If the Freeplay name sounds familiar, it’s the same company that is being sued by two other major MCNs — Machinima and Collective Digital Studio — for using “troll” tactics. In that suit, the two MCNs essentially claim that Freeplay at first offered music for free, only to then threaten to sue unless the MCNs paid a license fee. Freeplay responded by saying those accusations were “baseless.”
This is certainly not the first (and most likely won’t be the last) time an MCN butts heads with a music rights holder. In 2013, Maker Studios and Fullscreen were sued by the National Music Publishers’ Association for copyright infringement. Both cases were later settled.

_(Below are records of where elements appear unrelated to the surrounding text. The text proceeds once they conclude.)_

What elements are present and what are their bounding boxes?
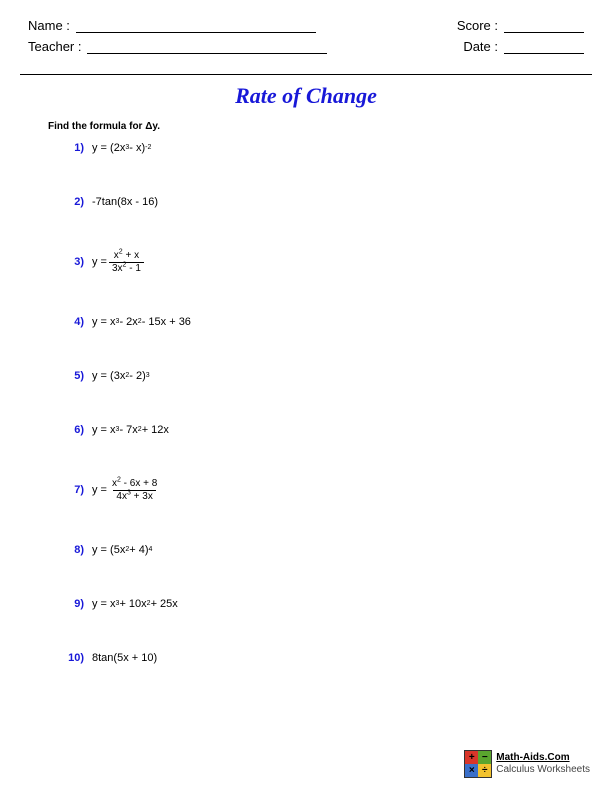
footer: + − × ÷ Math-Aids.Com Calculus Worksheet… [464, 750, 590, 778]
math-aids-icon: + − × ÷ [464, 750, 492, 778]
problem-expression: 8tan(5x + 10) [92, 652, 157, 664]
problem-row: 7) y = x2 - 6x + 84x3 + 3x [58, 478, 612, 502]
problem-expression: y = x2 - 6x + 84x3 + 3x [92, 478, 162, 502]
problem-row: 2) -7tan(8x - 16) [58, 196, 612, 208]
problem-row: 3) y = x2 + x3x2 - 1 [58, 250, 612, 274]
problem-row: 4) y = x3 - 2x2 - 15x + 36 [58, 316, 612, 328]
problem-expression: y = x3 + 10x2 + 25x [92, 598, 178, 610]
problem-expression: y = x2 + x3x2 - 1 [92, 250, 146, 274]
problem-expression: y = (2x3 - x)-2 [92, 142, 151, 154]
problem-row: 6) y = x3 - 7x2 + 12x [58, 424, 612, 436]
header-divider [20, 74, 592, 75]
teacher-label: Teacher : [28, 39, 81, 54]
score-line [504, 19, 584, 33]
problem-number: 3) [58, 256, 84, 268]
footer-text: Math-Aids.Com Calculus Worksheets [496, 752, 590, 776]
problem-number: 5) [58, 370, 84, 382]
problem-row: 1) y = (2x3 - x)-2 [58, 142, 612, 154]
problem-number: 6) [58, 424, 84, 436]
problem-expression: -7tan(8x - 16) [92, 196, 158, 208]
problem-expression: y = x3 - 7x2 + 12x [92, 424, 169, 436]
problem-row: 5) y = (3x2 - 2)3 [58, 370, 612, 382]
problem-row: 8) y = (5x2 + 4)4 [58, 544, 612, 556]
problem-expression: y = (3x2 - 2)3 [92, 370, 150, 382]
problem-expression: y = (5x2 + 4)4 [92, 544, 152, 556]
worksheet-header: Name : Score : Teacher : Date : [0, 0, 612, 68]
score-label: Score : [457, 18, 498, 33]
footer-subtitle: Calculus Worksheets [496, 764, 590, 776]
name-line [76, 19, 316, 33]
page-title: Rate of Change [0, 83, 612, 109]
date-label: Date : [463, 39, 498, 54]
teacher-line [87, 40, 327, 54]
problem-row: 10) 8tan(5x + 10) [58, 652, 612, 664]
problem-row: 9) y = x3 + 10x2 + 25x [58, 598, 612, 610]
problem-number: 1) [58, 142, 84, 154]
problem-number: 10) [58, 652, 84, 664]
footer-site: Math-Aids.Com [496, 752, 590, 764]
problem-number: 9) [58, 598, 84, 610]
problem-list: 1) y = (2x3 - x)-2 2) -7tan(8x - 16) 3) y = x… [0, 142, 612, 664]
problem-expression: y = x3 - 2x2 - 15x + 36 [92, 316, 191, 328]
problem-number: 8) [58, 544, 84, 556]
problem-number: 4) [58, 316, 84, 328]
problem-number: 7) [58, 484, 84, 496]
date-line [504, 40, 584, 54]
problem-number: 2) [58, 196, 84, 208]
name-label: Name : [28, 18, 70, 33]
instruction-text: Find the formula for Δy. [48, 121, 612, 132]
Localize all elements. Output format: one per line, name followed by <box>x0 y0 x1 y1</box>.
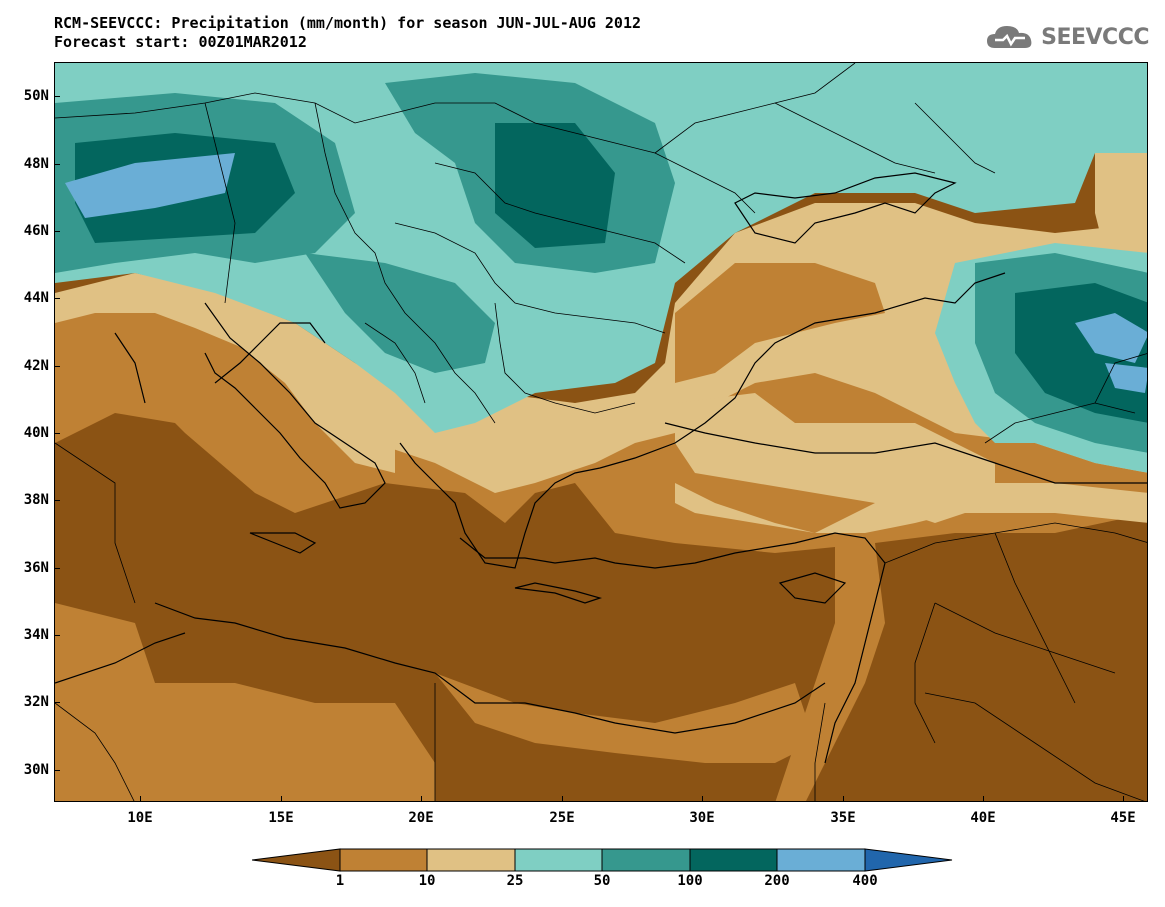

YouTube has a copyright scanning system known as Content-ID that allows rights owners to track when their content is being used without their permission in videos. The owners can claim an infringing video and either take it down or monetize by collecting ad revenue against it. In late 2013, YouTube launched a new system that put MCNs more in control of copyright use (and misuse) for their “managed” channel partners.
That same year, Freeplay started offering its music for free on YouTube, in exchange for the ability to claim and monetize those videos using Content-ID, per the report.